Aujourd’hui, j’ai utilisé ma balle en argent.

Celle que je ne peux tirer qu’une fois tous les deux, trois ans, ou peut-être même une fois par établissement, comme a dit T. en plaisantant peut-être moins qu’il le croyait.

Et comme de bien entendu, cette balle en argent, il fallait l’employer à un moment exceptionnel. Durant ce fameux spectacle de fin d’année des cinquièmes et des quatrièmes Glee, dont je vous rebats les oreilles depuis trop longtemps à présent.

Ils y sont, cette fois c’est pour de bon. Six mois de boulot. Les textes qu’ils ont écrits, la musique de Monsieur Vivi, les costumes de A…. Tout est prêt et dans quelques heures, ils vont être au-delà de toutes les espérances. Même si je m’y attendais, parce c’est toujours comme ça et que ma mère m’avait prévenu du haut de ses années de chorale avec des mômes : “Ils vont être horribles avant, et merveilleux sur scène.”

Mais en attendant, Tir prend son sarouel à pleines mains et balbutie : “Mais c’est pas possible !”
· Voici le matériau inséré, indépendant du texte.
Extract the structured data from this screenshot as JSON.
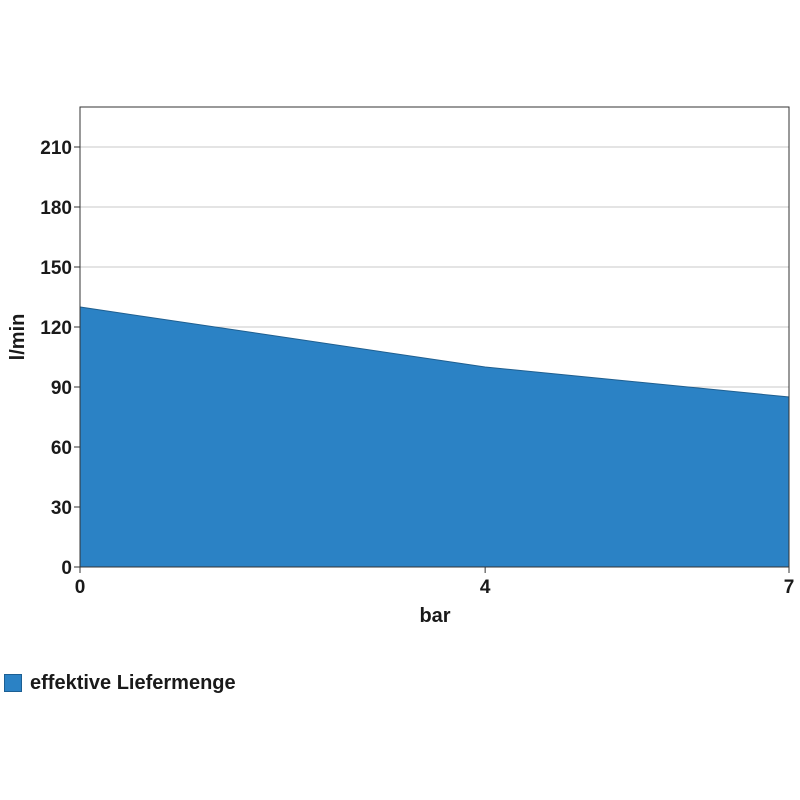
{
  "chart_data": {
    "type": "area",
    "xlabel": "bar",
    "ylabel": "l/min",
    "xlim": [
      0,
      7
    ],
    "ylim": [
      0,
      230
    ],
    "x_ticks": [
      0,
      4,
      7
    ],
    "y_ticks": [
      0,
      30,
      60,
      90,
      120,
      150,
      180,
      210
    ],
    "grid": true,
    "legend_position": "bottom-left",
    "series": [
      {
        "name": "effektive Liefermenge",
        "color": "#2b82c5",
        "x": [
          0,
          4,
          7
        ],
        "y": [
          130,
          100,
          85
        ]
      }
    ]
  }
}
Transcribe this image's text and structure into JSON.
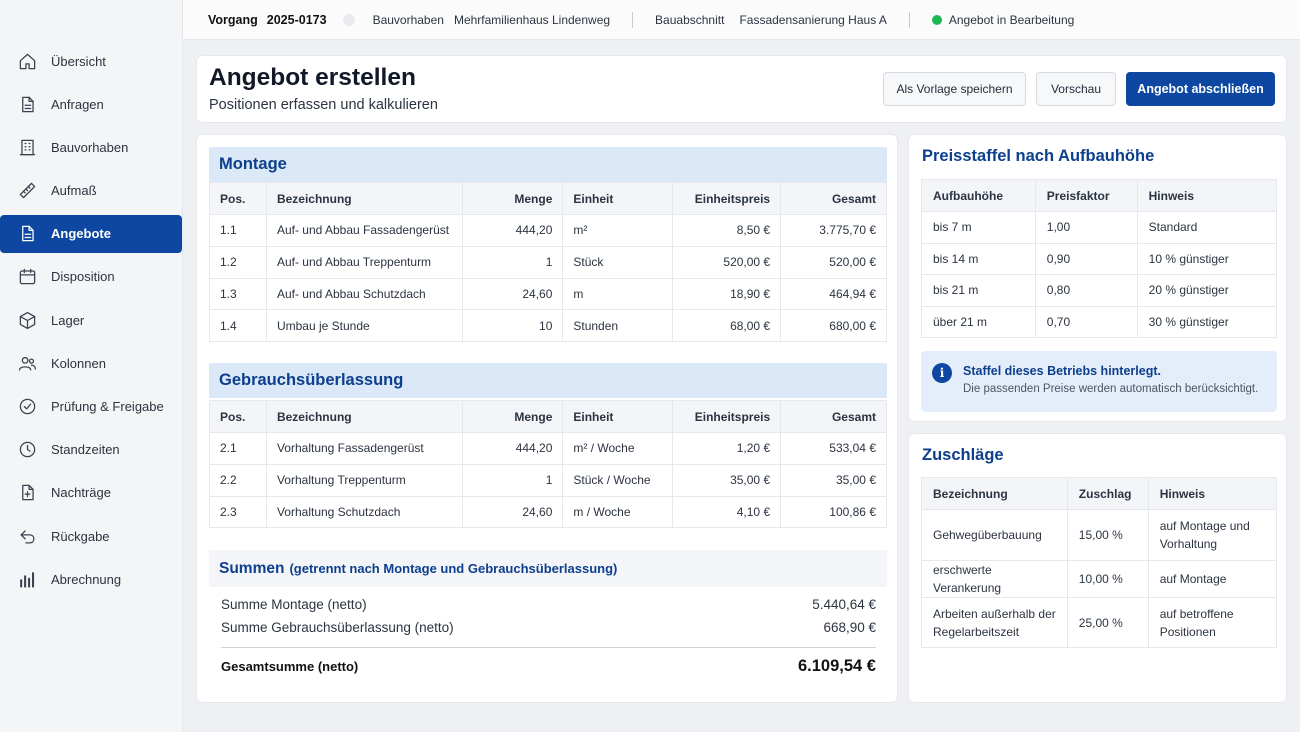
{
  "sidebar": {
    "items": [
      {
        "label": "Übersicht",
        "icon": "home-icon"
      },
      {
        "label": "Anfragen",
        "icon": "document-icon"
      },
      {
        "label": "Bauvorhaben",
        "icon": "building-icon"
      },
      {
        "label": "Aufmaß",
        "icon": "ruler-icon"
      },
      {
        "label": "Angebote",
        "icon": "document-icon",
        "active": true
      },
      {
        "label": "Disposition",
        "icon": "calendar-icon"
      },
      {
        "label": "Lager",
        "icon": "box-icon"
      },
      {
        "label": "Kolonnen",
        "icon": "users-icon"
      },
      {
        "label": "Prüfung & Freigabe",
        "icon": "check-circle-icon"
      },
      {
        "label": "Standzeiten",
        "icon": "clock-icon"
      },
      {
        "label": "Nachträge",
        "icon": "document-plus-icon"
      },
      {
        "label": "Rückgabe",
        "icon": "return-icon"
      },
      {
        "label": "Abrechnung",
        "icon": "bar-chart-icon"
      }
    ]
  },
  "topbar": {
    "vorgang_label": "Vorgang",
    "vorgang_value": "2025-0173",
    "bauvorhaben_label": "Bauvorhaben",
    "bauvorhaben_value": "Mehrfamilienhaus Lindenweg",
    "bauabschnitt_label": "Bauabschnitt",
    "bauabschnitt_value": "Fassadensanierung Haus A",
    "status": "Angebot in Bearbeitung",
    "status_color": "#1fb954"
  },
  "header": {
    "title": "Angebot erstellen",
    "subtitle": "Positionen erfassen und kalkulieren",
    "btn_template": "Als Vorlage speichern",
    "btn_preview": "Vorschau",
    "btn_finish": "Angebot abschließen"
  },
  "columns": {
    "pos": "Pos.",
    "bezeichnung": "Bezeichnung",
    "menge": "Menge",
    "einheit": "Einheit",
    "einheitspreis": "Einheitspreis",
    "gesamt": "Gesamt"
  },
  "montage": {
    "title": "Montage",
    "rows": [
      {
        "pos": "1.1",
        "bezeichnung": "Auf- und Abbau Fassadengerüst",
        "menge": "444,20",
        "einheit": "m²",
        "einheitspreis": "8,50 €",
        "gesamt": "3.775,70 €"
      },
      {
        "pos": "1.2",
        "bezeichnung": "Auf- und Abbau Treppenturm",
        "menge": "1",
        "einheit": "Stück",
        "einheitspreis": "520,00 €",
        "gesamt": "520,00 €"
      },
      {
        "pos": "1.3",
        "bezeichnung": "Auf- und Abbau Schutzdach",
        "menge": "24,60",
        "einheit": "m",
        "einheitspreis": "18,90 €",
        "gesamt": "464,94 €"
      },
      {
        "pos": "1.4",
        "bezeichnung": "Umbau je Stunde",
        "menge": "10",
        "einheit": "Stunden",
        "einheitspreis": "68,00 €",
        "gesamt": "680,00 €"
      }
    ]
  },
  "gebrauch": {
    "title": "Gebrauchsüberlassung",
    "rows": [
      {
        "pos": "2.1",
        "bezeichnung": "Vorhaltung Fassadengerüst",
        "menge": "444,20",
        "einheit": "m² / Woche",
        "einheitspreis": "1,20 €",
        "gesamt": "533,04 €"
      },
      {
        "pos": "2.2",
        "bezeichnung": "Vorhaltung Treppenturm",
        "menge": "1",
        "einheit": "Stück / Woche",
        "einheitspreis": "35,00 €",
        "gesamt": "35,00 €"
      },
      {
        "pos": "2.3",
        "bezeichnung": "Vorhaltung Schutzdach",
        "menge": "24,60",
        "einheit": "m / Woche",
        "einheitspreis": "4,10 €",
        "gesamt": "100,86 €"
      }
    ]
  },
  "summen": {
    "title": "Summen",
    "subtitle": "(getrennt nach Montage und Gebrauchsüberlassung)",
    "montage_label": "Summe Montage (netto)",
    "montage_value": "5.440,64 €",
    "gebrauch_label": "Summe Gebrauchsüberlassung (netto)",
    "gebrauch_value": "668,90 €",
    "total_label": "Gesamtsumme (netto)",
    "total_value": "6.109,54 €"
  },
  "staffel": {
    "title": "Preisstaffel nach Aufbauhöhe",
    "col_hoehe": "Aufbauhöhe",
    "col_faktor": "Preisfaktor",
    "col_hinweis": "Hinweis",
    "rows": [
      {
        "hoehe": "bis 7 m",
        "faktor": "1,00",
        "hinweis": "Standard"
      },
      {
        "hoehe": "bis 14 m",
        "faktor": "0,90",
        "hinweis": "10 % günstiger"
      },
      {
        "hoehe": "bis 21 m",
        "faktor": "0,80",
        "hinweis": "20 % günstiger"
      },
      {
        "hoehe": "über 21 m",
        "faktor": "0,70",
        "hinweis": "30 % günstiger"
      }
    ],
    "info_icon": "i",
    "info_title": "Staffel dieses Betriebs hinterlegt.",
    "info_text": "Die passenden Preise werden automatisch berücksichtigt."
  },
  "zuschlaege": {
    "title": "Zuschläge",
    "col_bezeichnung": "Bezeichnung",
    "col_zuschlag": "Zuschlag",
    "col_hinweis": "Hinweis",
    "rows": [
      {
        "bezeichnung": "Gehwegüberbauung",
        "zuschlag": "15,00 %",
        "hinweis": "auf Montage und Vorhaltung"
      },
      {
        "bezeichnung": "erschwerte Verankerung",
        "zuschlag": "10,00 %",
        "hinweis": "auf Montage"
      },
      {
        "bezeichnung": "Arbeiten außerhalb der Regelarbeitszeit",
        "zuschlag": "25,00 %",
        "hinweis": "auf betroffene Positionen"
      }
    ]
  }
}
Tous les habitants de la Ville du Bas portent un sarouel, dans l’histoire. Tous les habitants de la Ville du Haut une chemise. Étant l’enfant des deux, Atis, joué par Tir, porte un élément de chaque. Et Tir refuse catégoriquement. Vêtement trop ample, trop différent de ce que lui, Tir, porterait. Il va y avoir ses potes. Il va y avoir ceux auprès de qui il est tout autre chose que ce qu’il est sur scène. Ylisséen dur et moqueur. Il va y avoir tout ce qui risque de faire s’écrouler le paradoxe qui le fonde, au collège. Le gamin capable de tchipper (je t’invite à chercher le terme sur internet, c’est édifiant) un prof et de chanter d’une voix d’ange. Ce sarouel rouge, c’est l’élément de chaos, qui peut le faire basculer définitivement du côté des “bons” élèves, qui mettent le bahut avant leur statut.
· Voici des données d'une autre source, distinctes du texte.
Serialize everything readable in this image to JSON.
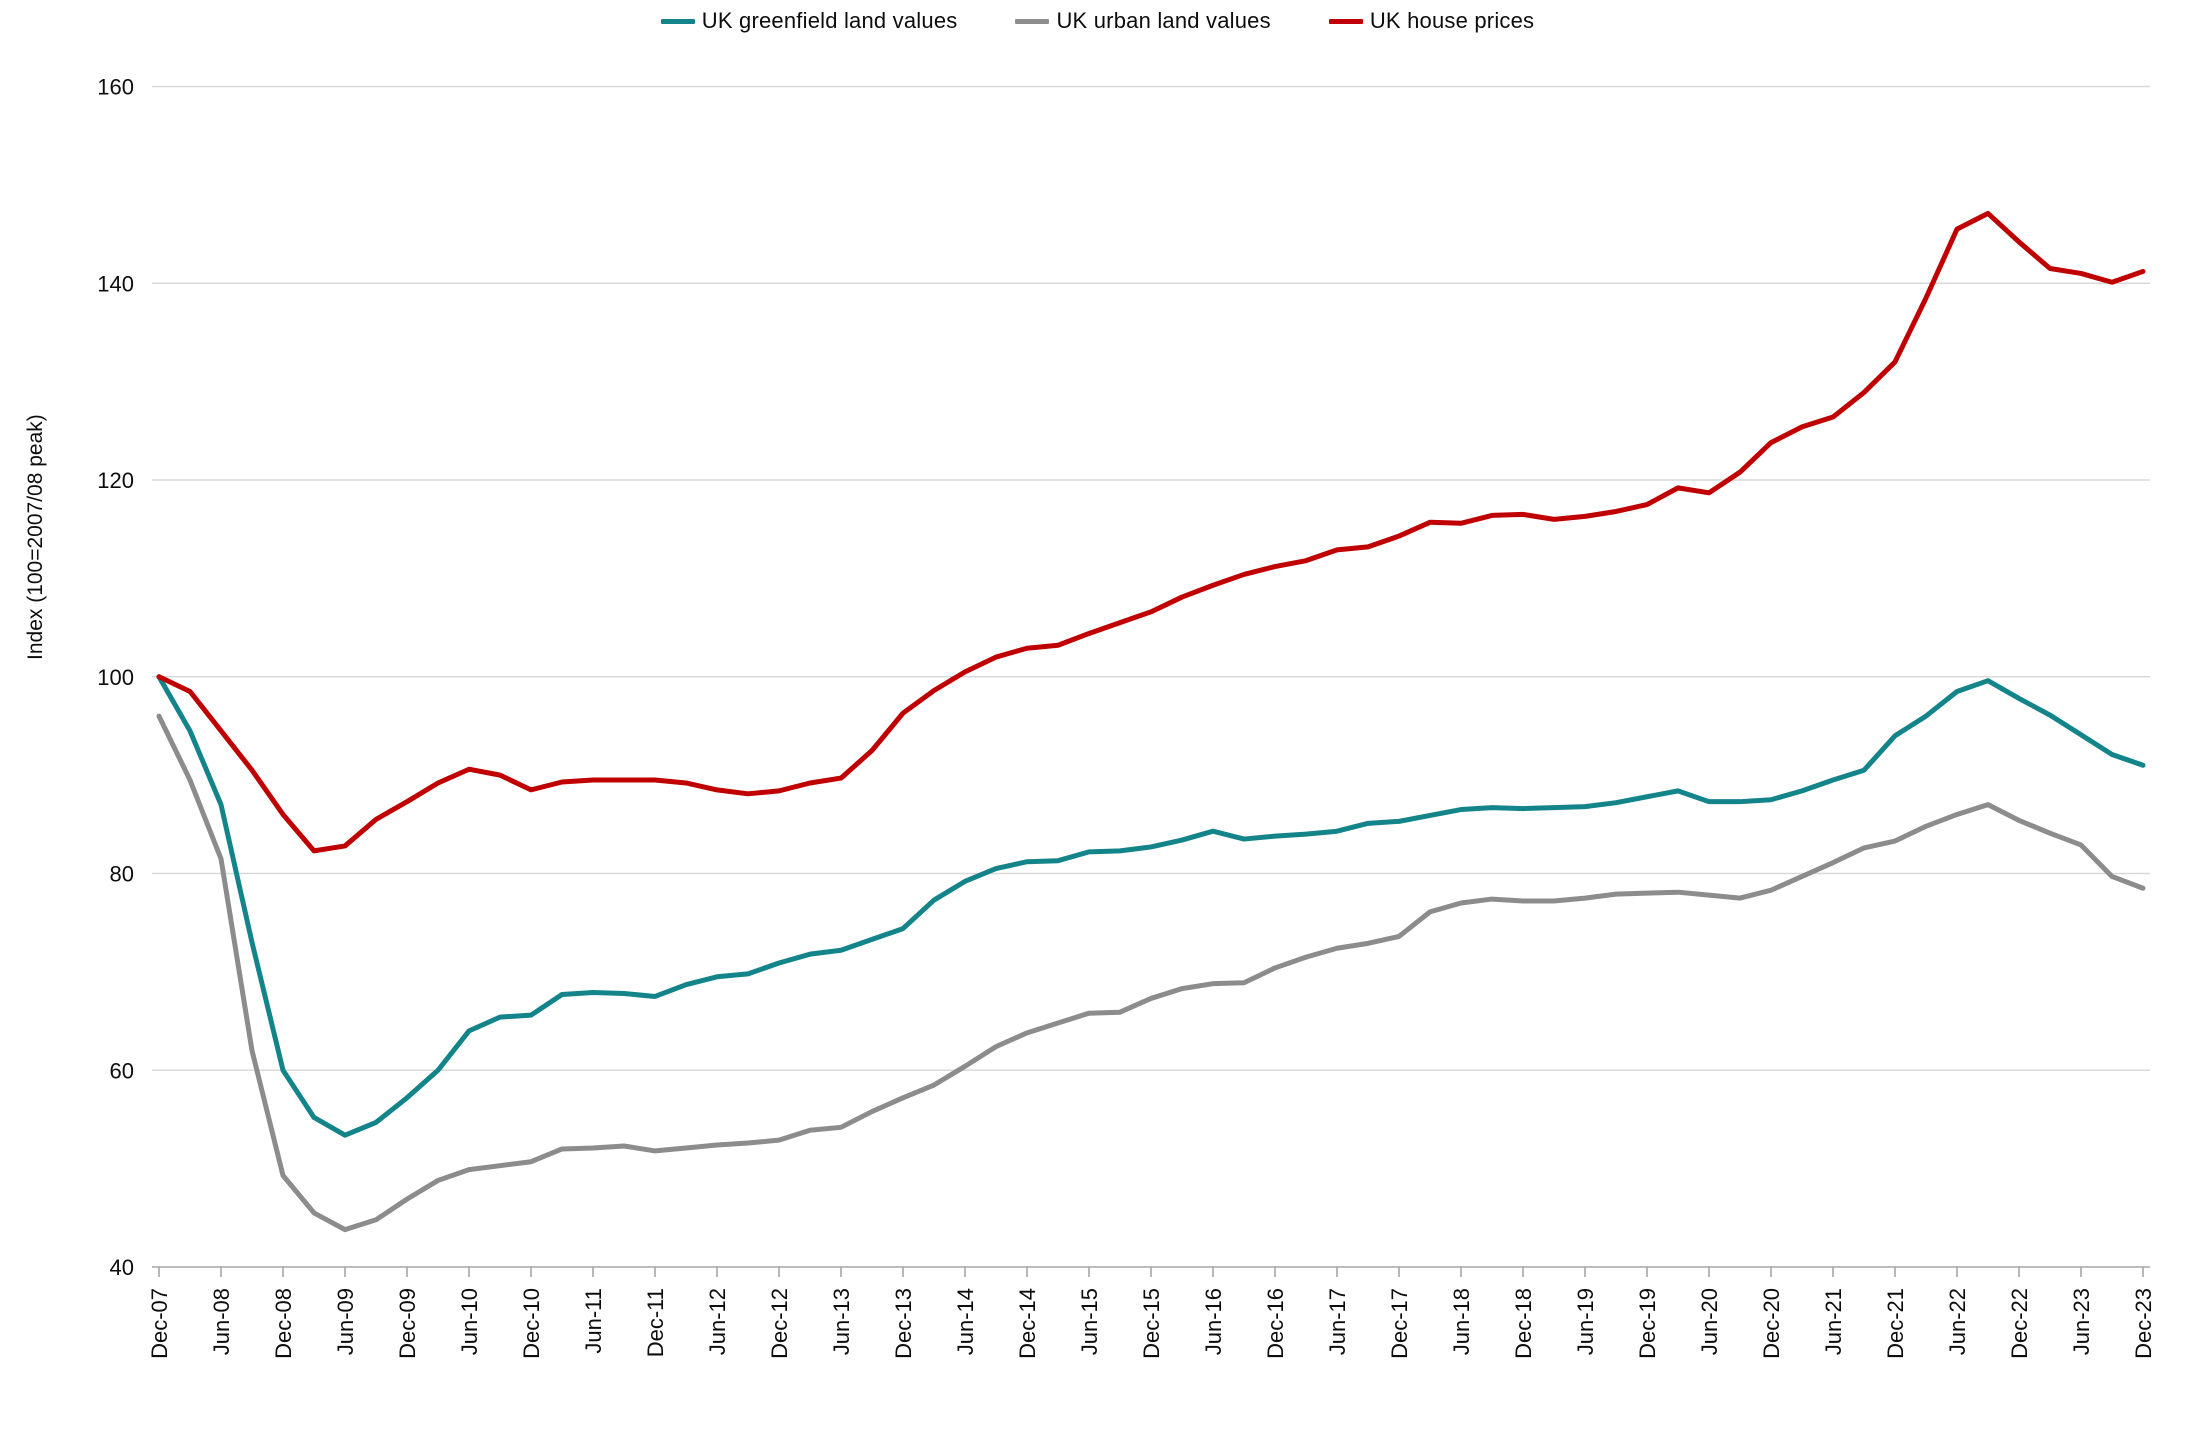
{
  "chart_data": {
    "type": "line",
    "title": "",
    "ylabel": "Index (100=2007/08 peak)",
    "xlabel": "",
    "ylim": [
      40,
      160
    ],
    "y_ticks": [
      40,
      60,
      80,
      100,
      120,
      140,
      160
    ],
    "grid": true,
    "legend_position": "top",
    "x_tick_every": 2,
    "categories": [
      "Dec-07",
      "Mar-08",
      "Jun-08",
      "Sep-08",
      "Dec-08",
      "Mar-09",
      "Jun-09",
      "Sep-09",
      "Dec-09",
      "Mar-10",
      "Jun-10",
      "Sep-10",
      "Dec-10",
      "Mar-11",
      "Jun-11",
      "Sep-11",
      "Dec-11",
      "Mar-12",
      "Jun-12",
      "Sep-12",
      "Dec-12",
      "Mar-13",
      "Jun-13",
      "Sep-13",
      "Dec-13",
      "Mar-14",
      "Jun-14",
      "Sep-14",
      "Dec-14",
      "Mar-15",
      "Jun-15",
      "Sep-15",
      "Dec-15",
      "Mar-16",
      "Jun-16",
      "Sep-16",
      "Dec-16",
      "Mar-17",
      "Jun-17",
      "Sep-17",
      "Dec-17",
      "Mar-18",
      "Jun-18",
      "Sep-18",
      "Dec-18",
      "Mar-19",
      "Jun-19",
      "Sep-19",
      "Dec-19",
      "Mar-20",
      "Jun-20",
      "Sep-20",
      "Dec-20",
      "Mar-21",
      "Jun-21",
      "Sep-21",
      "Dec-21",
      "Mar-22",
      "Jun-22",
      "Sep-22",
      "Dec-22",
      "Mar-23",
      "Jun-23",
      "Sep-23",
      "Dec-23"
    ],
    "series": [
      {
        "name": "UK greenfield land values",
        "color": "#13848a",
        "values": [
          100,
          94.5,
          87,
          73,
          60,
          55.2,
          53.4,
          54.7,
          57.2,
          60,
          64,
          65.4,
          65.6,
          67.7,
          67.9,
          67.8,
          67.5,
          68.7,
          69.5,
          69.8,
          70.9,
          71.8,
          72.2,
          73.3,
          74.4,
          77.3,
          79.2,
          80.5,
          81.2,
          81.3,
          82.2,
          82.3,
          82.7,
          83.4,
          84.3,
          83.5,
          83.8,
          84,
          84.3,
          85.1,
          85.3,
          85.9,
          86.5,
          86.7,
          86.6,
          86.7,
          86.8,
          87.2,
          87.8,
          88.4,
          87.3,
          87.3,
          87.5,
          88.4,
          89.5,
          90.5,
          94,
          96,
          98.5,
          99.6,
          97.8,
          96.1,
          94.1,
          92.1,
          91
        ]
      },
      {
        "name": "UK urban land values",
        "color": "#8c8c8c",
        "values": [
          96,
          89.5,
          81.5,
          62,
          49.3,
          45.5,
          43.8,
          44.8,
          46.9,
          48.8,
          49.9,
          50.3,
          50.7,
          52,
          52.1,
          52.3,
          51.8,
          52.1,
          52.4,
          52.6,
          52.9,
          53.9,
          54.2,
          55.8,
          57.2,
          58.5,
          60.4,
          62.4,
          63.8,
          64.8,
          65.8,
          65.9,
          67.3,
          68.3,
          68.8,
          68.9,
          70.4,
          71.5,
          72.4,
          72.9,
          73.6,
          76.1,
          77,
          77.4,
          77.2,
          77.2,
          77.5,
          77.9,
          78,
          78.1,
          77.8,
          77.5,
          78.3,
          79.7,
          81.1,
          82.6,
          83.3,
          84.8,
          86,
          87,
          85.4,
          84.1,
          82.9,
          79.7,
          78.5
        ]
      },
      {
        "name": "UK house prices",
        "color": "#c00000",
        "values": [
          100,
          98.5,
          94.5,
          90.5,
          86,
          82.3,
          82.8,
          85.5,
          87.3,
          89.2,
          90.6,
          90,
          88.5,
          89.3,
          89.5,
          89.5,
          89.5,
          89.2,
          88.5,
          88.1,
          88.4,
          89.2,
          89.7,
          92.5,
          96.3,
          98.6,
          100.5,
          102,
          102.9,
          103.2,
          104.4,
          105.5,
          106.6,
          108.1,
          109.3,
          110.4,
          111.2,
          111.8,
          112.9,
          113.2,
          114.3,
          115.7,
          115.6,
          116.4,
          116.5,
          116,
          116.3,
          116.8,
          117.5,
          119.2,
          118.7,
          120.8,
          123.8,
          125.4,
          126.4,
          128.9,
          132,
          138.5,
          145.5,
          147.1,
          144.2,
          141.5,
          141,
          140.1,
          141.2
        ]
      }
    ],
    "colors": {
      "gridline": "#d9d9d9",
      "axis": "#a6a6a6",
      "tick": "#a6a6a6",
      "label_text": "#0d0d0d"
    }
  }
}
Et ça pour Tir, ça n’est pas possible.

Et si forte est la contradiction que les sanglots viennent. Que des larmes honteuses coulent. Et qu’il continue à protester que “ça n’est pas possible”.

Crève-coeur.

Jusqu’alors, je l’ai écrit hier, je ne complimentais pas Tir. Jamais. Parce que je soupçonne qu’une partie du respect que nous avons l’un pour l’autre vient du fait que nous ne glosons pas sur nos qualités respectives. Et en règle générale, je dis rarement aux môme à quel point ils m’émerveillent. C’est un point d’achoppement parfois violent avec des collègues. Je peux comprendre le besoin de reconnaissance d’un élève. Mais le langage affadit, terriblement. Et je préfère mille fois montrer mon attachement à eux dans mes actes, mes cours et ce que je leur propose professionnellement, plutôt que dans un discours.

Qu’il faut garder pour dans des circonstances semblables.

Alors, face à lui, je lui dis. À quel point de l’admire. À quel point je le trouve talentueux, et à quel point je ne le lui ai jamais dit parce que je ne veux pas détruire ça en lui en parlant. Je lui dis qu’il a le choix. Que tous ont le choix et que dans toute autre circonstances, je le laisserais se décider seul. Mais que là, j’ai envie, égoïstement, en tant que personne qui le connaît à peine depuis quelques mois, qui n’est pas son prof, qui le connaît avant tout dans les Cités Aveugles, j’ai besoin qu’il soit Atis. Qu’il porte ce personnage par son chant et son regard. Tir me regarde, patient. Et je n’arrive pas à déchiffrer ce qu’il y a au fond de ses yeux. Comme toujours avec lui.

J’ai tiré ma balle. Peut-être en pure perte. Peut-être est-ce F., qui a osé le prendre dans ses bras qui l’a convaincu. Peut-être est-ce C., qui l’a un peu bougé et le connaît mieux que moi. Peut-être sont-ce les paroles précises de Monsieur Vivi. Toujours belles.

Mais un peu plus tard, dans l’obscurité de la salle, file un éclair rouge. Je regarde Tir, qui me tend la main et à qui je fais le plus maladroit des checks. “Je ne checke jamais.” Il rigole, assurance encore fragile.

Et ce soir-là, autant que tous les autres, il est beau.